La ricerca artistica di Jacopo Di Cera
La ricerca di Jacopo Di Cera – artista visivo che ha sviluppato un linguaggio basato su visione zenitale, luce e ombra come estensione del corpo – trova qui una delle sue sintesi più compiute. Dopo progetti come White Entropy e SHAPES/FORME, l’artista prosegue un’ indagine che non procede per narrazione lineare, ma per stratificazioni percettive: ciò che si vede è sempre il risultato di una tensione tra presenza e assenza, ordine e frattura.
La dimensione sonora, affidata al compositore MKDB con la traccia originale Ciclica, amplifica la natura immersiva dell’installazione, mentre la performance coreografica diventa il punto di contatto tra corpo umano e sistema digitale.

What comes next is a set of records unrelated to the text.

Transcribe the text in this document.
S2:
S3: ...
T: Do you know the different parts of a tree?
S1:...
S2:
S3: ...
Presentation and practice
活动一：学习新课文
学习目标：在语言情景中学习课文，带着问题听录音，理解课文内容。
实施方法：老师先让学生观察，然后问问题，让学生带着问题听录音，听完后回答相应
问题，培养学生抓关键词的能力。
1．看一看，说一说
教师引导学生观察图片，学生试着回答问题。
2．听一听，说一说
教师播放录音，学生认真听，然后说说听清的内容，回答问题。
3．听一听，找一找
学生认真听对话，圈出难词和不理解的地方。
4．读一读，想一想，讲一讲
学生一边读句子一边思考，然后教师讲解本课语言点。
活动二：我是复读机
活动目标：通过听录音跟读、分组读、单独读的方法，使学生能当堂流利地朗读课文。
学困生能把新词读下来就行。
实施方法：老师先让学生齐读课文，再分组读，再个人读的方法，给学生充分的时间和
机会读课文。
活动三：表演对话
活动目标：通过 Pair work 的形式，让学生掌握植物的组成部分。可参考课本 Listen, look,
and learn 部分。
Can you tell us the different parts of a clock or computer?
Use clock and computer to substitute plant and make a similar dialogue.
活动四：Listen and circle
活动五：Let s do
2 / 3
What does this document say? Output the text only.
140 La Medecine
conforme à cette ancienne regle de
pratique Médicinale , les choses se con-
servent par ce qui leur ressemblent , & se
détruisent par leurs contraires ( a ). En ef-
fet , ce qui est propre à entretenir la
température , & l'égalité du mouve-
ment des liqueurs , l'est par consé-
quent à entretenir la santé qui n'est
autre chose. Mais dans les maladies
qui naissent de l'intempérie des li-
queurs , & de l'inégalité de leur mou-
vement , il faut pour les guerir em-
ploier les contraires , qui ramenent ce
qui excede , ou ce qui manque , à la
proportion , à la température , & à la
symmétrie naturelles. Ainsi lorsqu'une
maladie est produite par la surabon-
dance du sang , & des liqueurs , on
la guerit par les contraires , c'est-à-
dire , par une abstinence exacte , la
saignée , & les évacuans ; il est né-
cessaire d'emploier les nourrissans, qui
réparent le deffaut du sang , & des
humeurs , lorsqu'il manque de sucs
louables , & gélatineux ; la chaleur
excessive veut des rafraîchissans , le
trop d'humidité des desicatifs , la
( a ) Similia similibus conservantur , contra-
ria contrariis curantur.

Nel testo critico che accompagna l’opera, la curatrice Rebecca Pedrazzi sottolinea come CICLICA costruisca una vera e propria cosmogonia visiva: un sistema in cui la Terra non è sfondo, ma organismo in trasformazione. La crisi climatica non è rappresentata come evento distante, ma come processo interno alla materia del mondo.
CICLICA nel contesto della Biennale 2026
Inserita nel progetto curatoriale del Padiglione della Sierra Leone, intitolato Mondi Presenti / Worlds of Today, l’opera dialoga con il tema della Biennale, In Minor Keys, che invita a spostare lo sguardo verso narrazioni laterali, fragili, non dominanti. In questo contesto, CICLICA si configura come un’“assemblea visiva” in cui arte, tecnologia e ecologia si intrecciano in un unico campo di esperienza.
Ne emerge un’opera che non offre risposte definitive, ma apre domande urgenti: cosa accade quando la ciclicità naturale viene alterata? E quali forme di immaginazione possono ancora generarsi dentro la crisi?
Tra mito e dato, danza e informazione, luce e dissoluzione, CICLICA costruisce uno spazio in cui il futuro non è più lineare, ma aperto, instabile, e proprio per questo ancora possibile.